What is your rom named as? The save and the rom must be named exactly the same. Like so


----------



## renegade2k82 (Apr 9, 2021)

AmandaRose said:


> What is your rom named as? The save and the rom must be named exactly the same. Like so
> 
> View attachment 257054



The name of the rom and the save are exactly the same.I made sure that the rom had the same name since i already knew the rom and save had to be the same so that isnt a issue.


----------



## AmandaRose (Apr 9, 2021)

renegade2k82 said:


> The name of the rom and the save are exactly the same.I made sure that the rom had the same name since i already knew the rom and save had to be the same so that isnt a issue.

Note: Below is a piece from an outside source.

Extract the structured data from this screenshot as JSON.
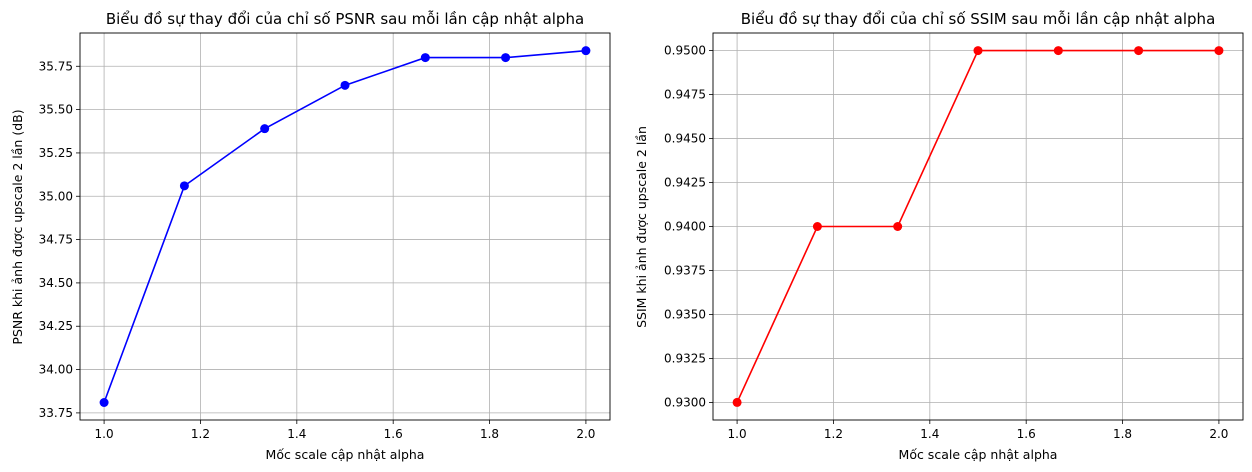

Weird then as it works fine for me. Is your Link to the Past the euro or American version as it needs to be the euro version


----------



## renegade2k82 (Apr 10, 2021)

it is the usa version so that would explain it.is there any way to convert the save to work with the usa version?i live in the usa and stick to that unless there is some gem or obscure game i want to play from another country lol.


----------



## renegade2k82 (Apr 11, 2021)

Anyone know how to change the region for the save from euro to usa?


----------



## renegade2k82 (Apr 22, 2021)

well i tried using the save with the euro rom tried loading it after saving it as .srm file from note pad for retroarch and it still acts like the save is blank.


----------



## asboy (Feb 23, 2022)

Do any of these saves have everything complete except for the GBA exclusive dungeon? I just want to play that part.


----------